The goat makes a comeback

50 May 13 1969 Goats SM Farm

The goat has often been called the poor man’s cow.

Whether we could say there are any poor men now may be open to question but there is no question of the value of the goat!

Perhaps, to most people, a goat is just simply a goat, though some will refer to modern short-haired goats as Nubians.

Actually genuine Nubians are quite rare animals and are really the Zaraiby goats of the East.

The short-haired animals we see about the country sprung from one or other of the milking breeds from Switzerland.

It is just such misunderstandings as this which shows can help to clear up in the public mind.

This year, for the first time since before World War II, goats will be on display at the Royal Ulster Show.

It is due entirely to the efforts of the Ulster Goat Society – which was formed a few years ago – that the goat has made such a splendid comeback in Northern Ireland.

The Ulster Goat Society is affiliated to the British Goat Society which has been in existence since 1879 and its Herd Book since seven years after that.

When the selective breeding of goats began in the British Isles available foreign blood was used to try and improve the milk production of native stock.

With the passing of time still more attention has been given to keeping some of the imported breeds pure.

The outcome of this is that our own native breeds here and in Great Britain have virtually ceased to exist in a

pure state.

The blood of the Swiss breeds is widespread.

The following are the breeds recognised by the British Goat Society and, of course, by the Ulster Goat Society.

The Toggenburg in which only animals in direct line from those originally imported are eligible for registration – mainly fawn in colour.

The Saanen – usually regarded as the heaviest milking foreign breed of goat.
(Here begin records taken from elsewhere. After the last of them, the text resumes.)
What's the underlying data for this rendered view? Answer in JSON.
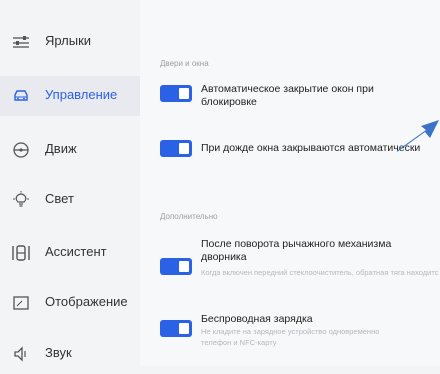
{
  "sidebar": {
    "items": [
      {
        "label": "Ярлыки",
        "icon": "sliders-icon",
        "active": false
      },
      {
        "label": "Управление",
        "icon": "car-icon",
        "active": true
      },
      {
        "label": "Движ",
        "icon": "steering-wheel-icon",
        "active": false
      },
      {
        "label": "Свет",
        "icon": "light-bulb-icon",
        "active": false
      },
      {
        "label": "Ассистент",
        "icon": "seat-icon",
        "active": false
      },
      {
        "label": "Отображение",
        "icon": "display-icon",
        "active": false
      },
      {
        "label": "Звук",
        "icon": "speaker-icon",
        "active": false
      }
    ]
  },
  "sections": [
    {
      "header": "Двери и окна",
      "settings": [
        {
          "title": "Автоматическое закрытие окон при\nблокировке",
          "enabled": true
        },
        {
          "title": "При дожде окна закрываются автоматически",
          "enabled": true
        }
      ]
    },
    {
      "header": "Дополнительно",
      "settings": [
        {
          "title": "После поворота рычажного механизма\nдворника",
          "description": "Когда включен передний стеклоочиститель, обратная\nтяга находится на заднем стеклоочистителе",
          "enabled": true
        },
        {
          "title": "Беспроводная зарядка",
          "description": "Не кладите на зарядное устройство одновременно\nтелефон и NFC-карту",
          "enabled": true
        }
      ]
    }
  ],
  "colors": {
    "accent": "#2b62e5",
    "annotation_arrow": "#3a73c8"
  }
}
Colour completely white.

The British-Toggenburg which is founded on selected stock from crosses of Toggenburg on British stock.

The British-Saanen founded similarly with the use of Saanen on British stock. Both these breeds resemble their imported line cousins.

The British Alpine – this breed has not, like the foregoing two, an imported pure line.

The exact foreign background is not known other than that a single goat from Alpine stock was imported from Paris Zoo on which several strains were founded.